6. Apoiar e colaborar com os Poderes Públicos em qualquer apuração de suspeita de irregularidade ou violação da lei ou dos principios éticos refletidos no presente Pacto, tornando disponível para eles seus livros, registros e arquivos, independente da ordem judicial, sempre em estrito respeito a legislação vigente.
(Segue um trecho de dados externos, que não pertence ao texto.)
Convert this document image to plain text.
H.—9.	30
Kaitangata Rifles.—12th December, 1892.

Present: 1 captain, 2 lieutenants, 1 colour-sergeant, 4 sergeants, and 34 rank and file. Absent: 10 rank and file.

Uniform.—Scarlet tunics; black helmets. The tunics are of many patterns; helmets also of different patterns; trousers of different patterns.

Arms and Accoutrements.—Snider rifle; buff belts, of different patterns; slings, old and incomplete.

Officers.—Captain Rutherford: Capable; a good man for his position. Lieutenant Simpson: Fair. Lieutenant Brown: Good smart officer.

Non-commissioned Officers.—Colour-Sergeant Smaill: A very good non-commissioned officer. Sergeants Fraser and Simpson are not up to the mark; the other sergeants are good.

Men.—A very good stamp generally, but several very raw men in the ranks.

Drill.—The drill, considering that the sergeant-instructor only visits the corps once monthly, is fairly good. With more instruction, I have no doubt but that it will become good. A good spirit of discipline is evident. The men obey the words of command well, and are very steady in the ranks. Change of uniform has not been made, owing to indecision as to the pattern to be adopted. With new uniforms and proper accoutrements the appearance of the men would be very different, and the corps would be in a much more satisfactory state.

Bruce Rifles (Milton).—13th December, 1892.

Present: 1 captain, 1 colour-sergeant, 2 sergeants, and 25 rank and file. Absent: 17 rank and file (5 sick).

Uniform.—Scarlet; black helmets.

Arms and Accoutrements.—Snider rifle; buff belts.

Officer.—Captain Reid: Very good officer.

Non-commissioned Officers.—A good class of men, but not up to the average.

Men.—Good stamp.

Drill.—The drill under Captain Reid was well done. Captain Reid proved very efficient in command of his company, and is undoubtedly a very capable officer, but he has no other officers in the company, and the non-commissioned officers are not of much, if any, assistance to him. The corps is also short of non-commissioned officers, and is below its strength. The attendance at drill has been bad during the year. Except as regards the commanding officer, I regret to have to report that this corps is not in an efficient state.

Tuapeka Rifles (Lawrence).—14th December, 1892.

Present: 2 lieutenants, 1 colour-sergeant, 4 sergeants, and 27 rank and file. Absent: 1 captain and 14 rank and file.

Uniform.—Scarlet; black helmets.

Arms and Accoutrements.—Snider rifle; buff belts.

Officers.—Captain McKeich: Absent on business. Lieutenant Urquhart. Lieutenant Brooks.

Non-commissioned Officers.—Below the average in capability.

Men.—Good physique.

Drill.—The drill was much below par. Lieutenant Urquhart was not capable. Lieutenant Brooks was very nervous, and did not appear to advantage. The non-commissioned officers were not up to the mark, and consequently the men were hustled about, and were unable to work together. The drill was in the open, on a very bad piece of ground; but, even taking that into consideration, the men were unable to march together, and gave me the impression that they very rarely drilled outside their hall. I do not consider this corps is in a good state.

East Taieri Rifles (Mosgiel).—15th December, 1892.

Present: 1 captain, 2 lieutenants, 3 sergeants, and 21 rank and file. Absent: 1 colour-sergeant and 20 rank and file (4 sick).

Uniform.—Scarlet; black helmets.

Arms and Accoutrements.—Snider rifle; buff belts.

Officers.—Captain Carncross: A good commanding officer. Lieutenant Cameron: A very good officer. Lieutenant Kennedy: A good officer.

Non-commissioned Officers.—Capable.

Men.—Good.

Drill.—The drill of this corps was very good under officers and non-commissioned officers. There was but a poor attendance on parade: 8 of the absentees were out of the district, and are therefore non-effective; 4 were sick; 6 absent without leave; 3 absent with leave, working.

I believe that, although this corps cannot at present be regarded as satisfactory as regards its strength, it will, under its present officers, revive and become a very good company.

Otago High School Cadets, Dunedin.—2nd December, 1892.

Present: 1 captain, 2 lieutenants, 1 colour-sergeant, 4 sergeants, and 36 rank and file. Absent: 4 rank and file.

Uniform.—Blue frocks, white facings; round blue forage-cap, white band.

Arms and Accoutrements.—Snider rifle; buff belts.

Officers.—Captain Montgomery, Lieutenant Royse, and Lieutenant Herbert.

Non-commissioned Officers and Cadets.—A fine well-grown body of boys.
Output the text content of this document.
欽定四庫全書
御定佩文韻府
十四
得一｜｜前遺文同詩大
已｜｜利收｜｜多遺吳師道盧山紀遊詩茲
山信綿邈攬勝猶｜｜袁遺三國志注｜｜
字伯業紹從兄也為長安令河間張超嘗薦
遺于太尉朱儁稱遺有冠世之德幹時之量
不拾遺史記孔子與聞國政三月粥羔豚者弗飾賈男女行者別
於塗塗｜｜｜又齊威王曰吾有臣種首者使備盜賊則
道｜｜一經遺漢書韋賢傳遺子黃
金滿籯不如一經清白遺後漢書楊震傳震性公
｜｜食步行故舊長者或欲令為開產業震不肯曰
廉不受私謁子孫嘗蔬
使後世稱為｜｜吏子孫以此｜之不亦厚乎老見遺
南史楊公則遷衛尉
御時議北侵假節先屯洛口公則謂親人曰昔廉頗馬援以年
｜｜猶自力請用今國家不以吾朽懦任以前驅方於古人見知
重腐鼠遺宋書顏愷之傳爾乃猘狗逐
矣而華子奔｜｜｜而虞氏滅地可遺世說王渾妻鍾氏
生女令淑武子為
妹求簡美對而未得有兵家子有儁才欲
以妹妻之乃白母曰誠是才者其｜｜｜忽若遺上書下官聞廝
7. O instituto Ethos de Empresas e Responsabilidade Social, a PATRI Relações Governamentais & Políticas Públicas, o Programa das Nações unidas para o Desenvolvimento (PNUD), o escritório das Nações Unidas Contra as Drogas e Crime (UNODC) e o Comitê Brasileiro do Pacto Global, na condição de promotores do presente Pacto, assumem as responsabilidades adicionais de:

* criar e tornar disponíveis em seu site as ferramentas necessárias à sua implantação, incluindo modelos de políticas de integridade e códigos de ética, ferramentas de implementação e gestão dos compromissos que formam o Pacto, casos de boas práticas e outras sugestões;

* incentivar as entidades que apoiam as micro e pequenas empresas a implantar sistemas de orientação sobre os princípios legais que lhes permitam aderir e cumprir o presente Pacto.

8. As entidades que integram o Conselho de Mobilização e as demais entidades de classe signatárias deste Pacto asumem a responsabilidade adicional de:

* tormar todas as iniciativas para que um número cada vez maior de empresas e organizações afiliadas venham a aderir ao presente Pacto.